Exceptionnellement, ils laissèrent Omphale dormir entre eux dans leur lit ce soir-là. Elle leur réclama trois histoires du soir au lieu d'une.
- Vous devriez m'en lire beaucoup plus vu le nombre de soir où vous ne m'avez pas lu mon histoire.
- Oncle Zolan ne t'a pas fait la lecture ? la questionna Lysange.

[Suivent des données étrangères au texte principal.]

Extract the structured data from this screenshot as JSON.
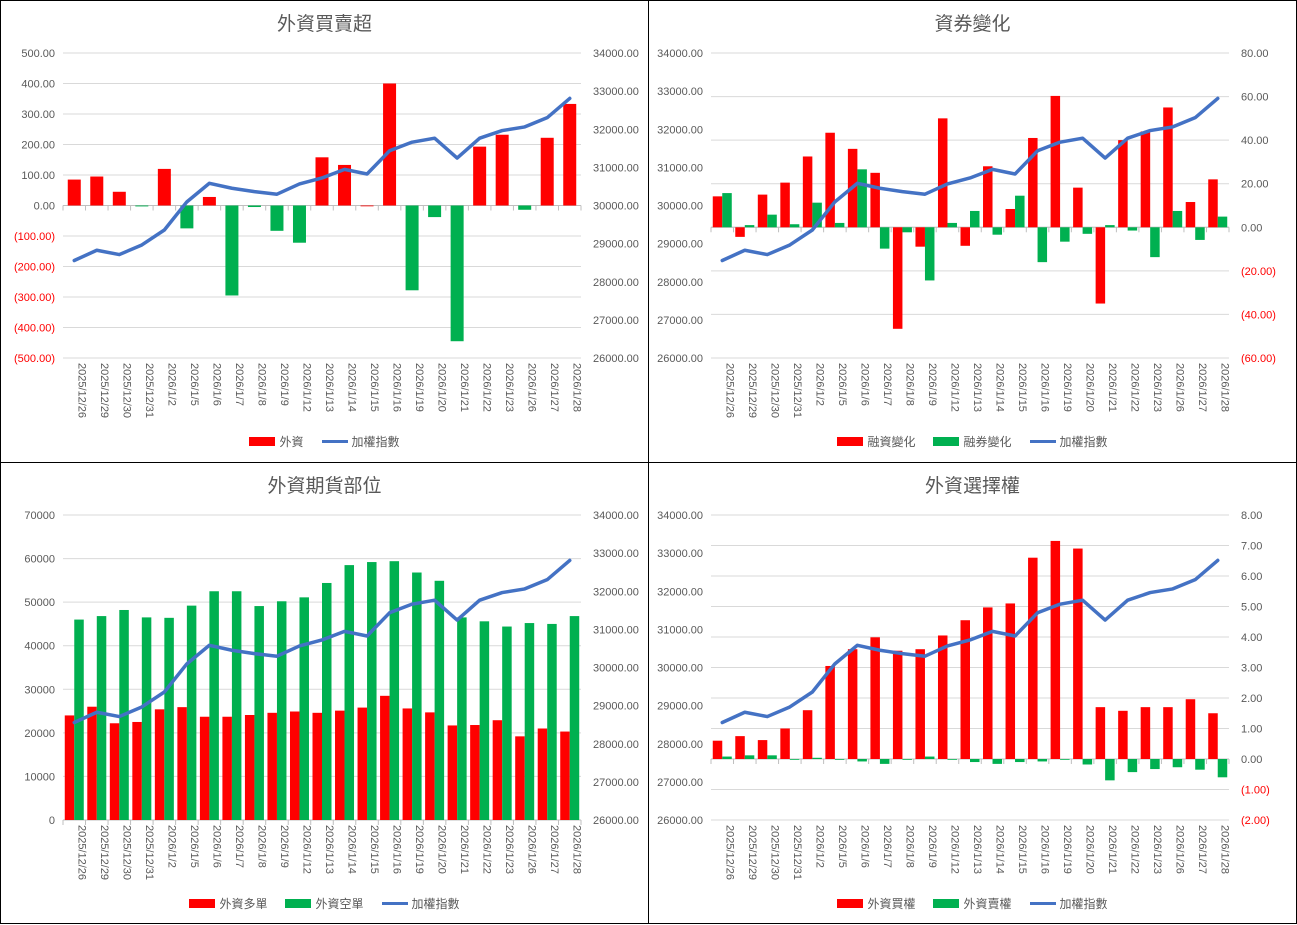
{
  "colors": {
    "red": "#FF0000",
    "green": "#00B050",
    "line": "#4472C4",
    "grid": "#D9D9D9",
    "neg_label": "#FF0000"
  },
  "chart_data": [
    {
      "type": "bar+line",
      "title": "外資買賣超",
      "categories": [
        "2025/12/26",
        "2025/12/29",
        "2025/12/30",
        "2025/12/31",
        "2026/1/2",
        "2026/1/5",
        "2026/1/6",
        "2026/1/7",
        "2026/1/8",
        "2026/1/9",
        "2026/1/12",
        "2026/1/13",
        "2026/1/14",
        "2026/1/15",
        "2026/1/16",
        "2026/1/19",
        "2026/1/20",
        "2026/1/21",
        "2026/1/22",
        "2026/1/23",
        "2026/1/26",
        "2026/1/27",
        "2026/1/28"
      ],
      "bar_axis": "left",
      "bar_range": [
        -500,
        500
      ],
      "bar_step": 100,
      "bar_decimals": 2,
      "line_range": [
        26000,
        34000
      ],
      "line_step": 1000,
      "bar_color_by_sign": true,
      "bars": [
        {
          "name": "外資",
          "values": [
            85,
            95,
            45,
            -3,
            120,
            -75,
            28,
            -295,
            -5,
            -83,
            -122,
            158,
            133,
            0,
            400,
            -278,
            -38,
            -445,
            193,
            232,
            -14,
            222,
            333
          ]
        }
      ],
      "line": {
        "name": "加權指數",
        "values": [
          28557,
          28826,
          28713,
          28965,
          29357,
          30096,
          30583,
          30452,
          30365,
          30296,
          30565,
          30722,
          30948,
          30826,
          31435,
          31661,
          31765,
          31243,
          31765,
          31965,
          32061,
          32304,
          32809
        ]
      },
      "legend": [
        "外資",
        "加權指數"
      ],
      "legend_placement": "bottom"
    },
    {
      "type": "bar+line",
      "title": "資券變化",
      "categories": [
        "2025/12/26",
        "2025/12/29",
        "2025/12/30",
        "2025/12/31",
        "2026/1/2",
        "2026/1/5",
        "2026/1/6",
        "2026/1/7",
        "2026/1/8",
        "2026/1/9",
        "2026/1/12",
        "2026/1/13",
        "2026/1/14",
        "2026/1/15",
        "2026/1/16",
        "2026/1/19",
        "2026/1/20",
        "2026/1/21",
        "2026/1/22",
        "2026/1/23",
        "2026/1/26",
        "2026/1/27",
        "2026/1/28"
      ],
      "bar_axis": "right",
      "bar_range": [
        -60,
        80
      ],
      "bar_step": 20,
      "bar_decimals": 2,
      "line_range": [
        26000,
        34000
      ],
      "line_step": 1000,
      "bars": [
        {
          "name": "融資變化",
          "color": "red",
          "values": [
            14.2,
            -4.4,
            15,
            20.5,
            32.5,
            43.4,
            36,
            25,
            -46.6,
            -8.9,
            50,
            -8.5,
            28,
            8.4,
            41,
            60.3,
            18.2,
            -35,
            40,
            44,
            55,
            11.6,
            22
          ]
        },
        {
          "name": "融券變化",
          "color": "green",
          "values": [
            15.7,
            1,
            5.8,
            1.4,
            11.3,
            2,
            26.6,
            -9.8,
            -2.3,
            -24.4,
            2,
            7.5,
            -3.4,
            14.5,
            -16,
            -6.6,
            -3,
            1,
            -1.5,
            -13.7,
            7.5,
            -5.8,
            4.9
          ]
        }
      ],
      "line": {
        "name": "加權指數",
        "values": [
          28557,
          28826,
          28713,
          28965,
          29357,
          30096,
          30583,
          30452,
          30365,
          30296,
          30565,
          30722,
          30948,
          30826,
          31435,
          31661,
          31765,
          31243,
          31765,
          31965,
          32061,
          32304,
          32809
        ]
      },
      "legend": [
        "融資變化",
        "融券變化",
        "加權指數"
      ],
      "legend_placement": "bottom"
    },
    {
      "type": "bar+line",
      "title": "外資期貨部位",
      "categories": [
        "2025/12/26",
        "2025/12/29",
        "2025/12/30",
        "2025/12/31",
        "2026/1/2",
        "2026/1/5",
        "2026/1/6",
        "2026/1/7",
        "2026/1/8",
        "2026/1/9",
        "2026/1/12",
        "2026/1/13",
        "2026/1/14",
        "2026/1/15",
        "2026/1/16",
        "2026/1/19",
        "2026/1/20",
        "2026/1/21",
        "2026/1/22",
        "2026/1/23",
        "2026/1/26",
        "2026/1/27",
        "2026/1/28"
      ],
      "bar_axis": "left",
      "bar_range": [
        0,
        70000
      ],
      "bar_step": 10000,
      "bar_decimals": 0,
      "line_range": [
        26000,
        34000
      ],
      "line_step": 1000,
      "bars": [
        {
          "name": "外資多單",
          "color": "red",
          "values": [
            24000,
            26000,
            22200,
            22500,
            25400,
            25900,
            23700,
            23700,
            24100,
            24600,
            24900,
            24600,
            25100,
            25800,
            28500,
            25600,
            24700,
            21700,
            21800,
            22900,
            19200,
            21000,
            20300
          ]
        },
        {
          "name": "外資空單",
          "color": "green",
          "values": [
            46000,
            46800,
            48200,
            46500,
            46400,
            49200,
            52500,
            52500,
            49100,
            50200,
            51100,
            54400,
            58500,
            59200,
            59400,
            56800,
            54900,
            46500,
            45600,
            44400,
            45200,
            45000,
            46800
          ]
        }
      ],
      "line": {
        "name": "加權指數",
        "values": [
          28557,
          28826,
          28713,
          28965,
          29357,
          30096,
          30583,
          30452,
          30365,
          30296,
          30565,
          30722,
          30948,
          30826,
          31435,
          31661,
          31765,
          31243,
          31765,
          31965,
          32061,
          32304,
          32809
        ]
      },
      "legend": [
        "外資多單",
        "外資空單",
        "加權指數"
      ],
      "legend_placement": "bottom"
    },
    {
      "type": "bar+line",
      "title": "外資選擇權",
      "categories": [
        "2025/12/26",
        "2025/12/29",
        "2025/12/30",
        "2025/12/31",
        "2026/1/2",
        "2026/1/5",
        "2026/1/6",
        "2026/1/7",
        "2026/1/8",
        "2026/1/9",
        "2026/1/12",
        "2026/1/13",
        "2026/1/14",
        "2026/1/15",
        "2026/1/16",
        "2026/1/19",
        "2026/1/20",
        "2026/1/21",
        "2026/1/22",
        "2026/1/23",
        "2026/1/26",
        "2026/1/27",
        "2026/1/28"
      ],
      "bar_axis": "right",
      "bar_range": [
        -2,
        8
      ],
      "bar_step": 1,
      "bar_decimals": 2,
      "line_range": [
        26000,
        34000
      ],
      "line_step": 1000,
      "bars": [
        {
          "name": "外資買權",
          "color": "red",
          "values": [
            0.6,
            0.75,
            0.62,
            1.0,
            1.6,
            3.05,
            3.6,
            3.99,
            3.55,
            3.6,
            4.05,
            4.55,
            4.97,
            5.1,
            6.6,
            7.15,
            6.9,
            1.7,
            1.58,
            1.7,
            1.7,
            1.96,
            1.5
          ]
        },
        {
          "name": "外資賣權",
          "color": "green",
          "values": [
            0.08,
            0.12,
            0.12,
            -0.02,
            0.04,
            0,
            -0.08,
            -0.16,
            0,
            0.08,
            0,
            -0.1,
            -0.16,
            -0.1,
            -0.08,
            -0.02,
            -0.18,
            -0.7,
            -0.43,
            -0.33,
            -0.27,
            -0.35,
            -0.6
          ]
        }
      ],
      "line": {
        "name": "加權指數",
        "values": [
          28557,
          28826,
          28713,
          28965,
          29357,
          30096,
          30583,
          30452,
          30365,
          30296,
          30565,
          30722,
          30948,
          30826,
          31435,
          31661,
          31765,
          31243,
          31765,
          31965,
          32061,
          32304,
          32809
        ]
      },
      "legend": [
        "外資買權",
        "外資賣權",
        "加權指數"
      ],
      "legend_placement": "bottom"
    }
  ]
}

- Si mais oncle Zolan n'est pas vous.
Que répondre à cela ? Aymeric rattrapa le sommeil qui lui manquait et se réveilla dans l'après-midi, dans une forme éclatante. La maison était vide mais des biscuits l'attendaient sur la table, une préparation signée Zolan, Lysange et sans doute Omphale à en juger par l'aspect un peu difforme de certains gâteaux.
Il grignota dehors pour profiter de la belle journée qui s'annonçait. Il salua certains de ses voisins qu'ils n'avaient pas vu depuis longtemps et leur résuma leurs aventures sur les îles inconnues. Omphale et sa mère revinrent alors qu'ils terminaient de ranger les sacs de voyage.
- Vous étiez au château ?
- Oui, je me renseignais sur ce qu'il advenait de Nerva, expliqua Lysange.
- Nerva ? Qui est Nerva ?
- C'est comme ça que Zacharie a nommé le petit en attendant une lettre de ses parents. Cela signifie « courageux » dans le dialecte des Hérances.

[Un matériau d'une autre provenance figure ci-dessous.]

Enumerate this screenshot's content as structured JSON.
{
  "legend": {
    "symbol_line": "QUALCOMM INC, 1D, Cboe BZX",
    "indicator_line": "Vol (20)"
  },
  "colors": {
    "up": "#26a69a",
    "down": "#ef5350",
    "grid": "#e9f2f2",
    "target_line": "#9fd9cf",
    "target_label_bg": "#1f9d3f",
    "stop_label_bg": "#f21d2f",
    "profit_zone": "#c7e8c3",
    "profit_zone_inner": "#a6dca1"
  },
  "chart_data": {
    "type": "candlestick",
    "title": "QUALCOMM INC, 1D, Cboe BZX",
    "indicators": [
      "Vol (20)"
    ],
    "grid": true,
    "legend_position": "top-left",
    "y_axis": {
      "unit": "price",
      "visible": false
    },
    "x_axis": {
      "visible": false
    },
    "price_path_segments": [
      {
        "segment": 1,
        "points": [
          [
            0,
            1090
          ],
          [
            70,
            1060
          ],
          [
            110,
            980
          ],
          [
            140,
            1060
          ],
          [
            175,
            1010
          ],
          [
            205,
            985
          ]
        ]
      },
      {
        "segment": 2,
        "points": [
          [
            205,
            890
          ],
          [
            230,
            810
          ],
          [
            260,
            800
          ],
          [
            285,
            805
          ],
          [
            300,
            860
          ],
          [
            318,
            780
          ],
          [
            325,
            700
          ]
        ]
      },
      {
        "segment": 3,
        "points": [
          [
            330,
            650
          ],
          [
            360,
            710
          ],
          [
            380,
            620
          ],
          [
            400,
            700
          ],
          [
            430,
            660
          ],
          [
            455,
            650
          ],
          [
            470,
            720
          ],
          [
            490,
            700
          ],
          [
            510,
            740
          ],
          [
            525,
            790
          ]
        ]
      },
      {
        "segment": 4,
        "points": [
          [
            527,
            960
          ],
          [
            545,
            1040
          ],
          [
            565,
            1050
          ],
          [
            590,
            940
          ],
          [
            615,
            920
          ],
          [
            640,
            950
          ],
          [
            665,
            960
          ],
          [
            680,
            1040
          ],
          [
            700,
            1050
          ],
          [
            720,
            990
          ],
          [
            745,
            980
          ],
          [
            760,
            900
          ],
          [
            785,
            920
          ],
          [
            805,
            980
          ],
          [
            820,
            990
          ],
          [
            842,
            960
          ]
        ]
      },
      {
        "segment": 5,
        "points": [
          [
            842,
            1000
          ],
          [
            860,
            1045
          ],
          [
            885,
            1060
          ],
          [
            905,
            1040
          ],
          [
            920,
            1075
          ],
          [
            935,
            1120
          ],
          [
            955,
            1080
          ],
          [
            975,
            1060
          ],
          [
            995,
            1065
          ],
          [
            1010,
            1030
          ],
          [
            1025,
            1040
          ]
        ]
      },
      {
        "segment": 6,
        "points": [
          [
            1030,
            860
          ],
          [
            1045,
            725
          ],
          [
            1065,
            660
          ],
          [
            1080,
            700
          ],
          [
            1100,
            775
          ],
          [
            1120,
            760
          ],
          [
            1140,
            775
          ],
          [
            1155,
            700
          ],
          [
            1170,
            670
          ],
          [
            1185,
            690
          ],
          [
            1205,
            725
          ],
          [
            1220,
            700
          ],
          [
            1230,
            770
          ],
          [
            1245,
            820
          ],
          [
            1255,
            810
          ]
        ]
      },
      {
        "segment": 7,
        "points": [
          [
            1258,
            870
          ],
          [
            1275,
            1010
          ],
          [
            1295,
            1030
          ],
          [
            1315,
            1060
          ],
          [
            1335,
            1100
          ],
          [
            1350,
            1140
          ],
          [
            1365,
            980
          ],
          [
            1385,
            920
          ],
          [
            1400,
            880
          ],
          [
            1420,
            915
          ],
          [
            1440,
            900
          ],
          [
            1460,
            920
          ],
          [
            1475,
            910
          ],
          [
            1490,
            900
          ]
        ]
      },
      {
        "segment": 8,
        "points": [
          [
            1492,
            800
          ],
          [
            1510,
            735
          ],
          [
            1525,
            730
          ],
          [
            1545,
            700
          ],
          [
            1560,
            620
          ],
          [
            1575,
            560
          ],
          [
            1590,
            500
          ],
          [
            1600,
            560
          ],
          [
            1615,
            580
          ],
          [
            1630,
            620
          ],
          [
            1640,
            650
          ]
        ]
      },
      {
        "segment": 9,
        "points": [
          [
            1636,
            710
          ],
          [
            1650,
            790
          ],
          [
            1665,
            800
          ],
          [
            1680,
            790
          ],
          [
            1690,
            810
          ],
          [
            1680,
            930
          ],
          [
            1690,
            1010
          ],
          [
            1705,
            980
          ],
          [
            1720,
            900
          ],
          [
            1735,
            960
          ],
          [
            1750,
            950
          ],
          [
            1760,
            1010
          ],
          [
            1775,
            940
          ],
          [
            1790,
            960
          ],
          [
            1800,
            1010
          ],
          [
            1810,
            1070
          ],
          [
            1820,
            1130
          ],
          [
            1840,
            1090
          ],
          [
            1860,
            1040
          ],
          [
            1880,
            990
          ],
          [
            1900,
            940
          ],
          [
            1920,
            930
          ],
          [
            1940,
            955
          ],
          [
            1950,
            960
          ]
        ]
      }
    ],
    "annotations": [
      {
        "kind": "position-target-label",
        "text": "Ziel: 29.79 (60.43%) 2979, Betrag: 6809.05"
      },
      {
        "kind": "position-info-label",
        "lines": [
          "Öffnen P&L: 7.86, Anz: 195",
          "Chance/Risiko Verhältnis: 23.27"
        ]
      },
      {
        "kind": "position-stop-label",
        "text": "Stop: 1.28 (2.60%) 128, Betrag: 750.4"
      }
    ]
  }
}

- C'est lui qui s'occupe de l'enfant et du dragon ?
- Je dirais plutôt que c'est Nerva et son jumeau qui ne laissent personne d'autre s'occuper d'eux. Ils se plaignent dès que Zacharie s'éloigne. Tu le verrais courir partout pour prendre soin d'eux, c'est adorable !
Bien, c'était donc Zacharie qui héritait de la lourde tâche de s'occuper des enfants. Aymeric songea qu'il s'en sortirait à merveille et son pressentiment se confirma dans les jours à venir. Ils installèrent la chambre de Nerva et son frère à côté de celle de Zacharie.
Le chevalier à la peau sombre choisit les meubles, qu'il fit venir d'Ondre, et les déplaça mille fois avant que la pièce soit à sa convenance. Les autres chevaliers dragons lui prêtèrent main forte et avouèrent volontiers que le petit garçon de sang royal et son jumeau ne manqueraient de rien.
- Tu n'as pas un peu exagéré avec les jouets ? demanda Alaman en plaçant une énième peluche sur une commode.
- Je ne pense pas. Quoique, peut-être que si. C'est que je n'en ai jamais eu durant mon enfance alors je ne voulais pas que ça leur manque...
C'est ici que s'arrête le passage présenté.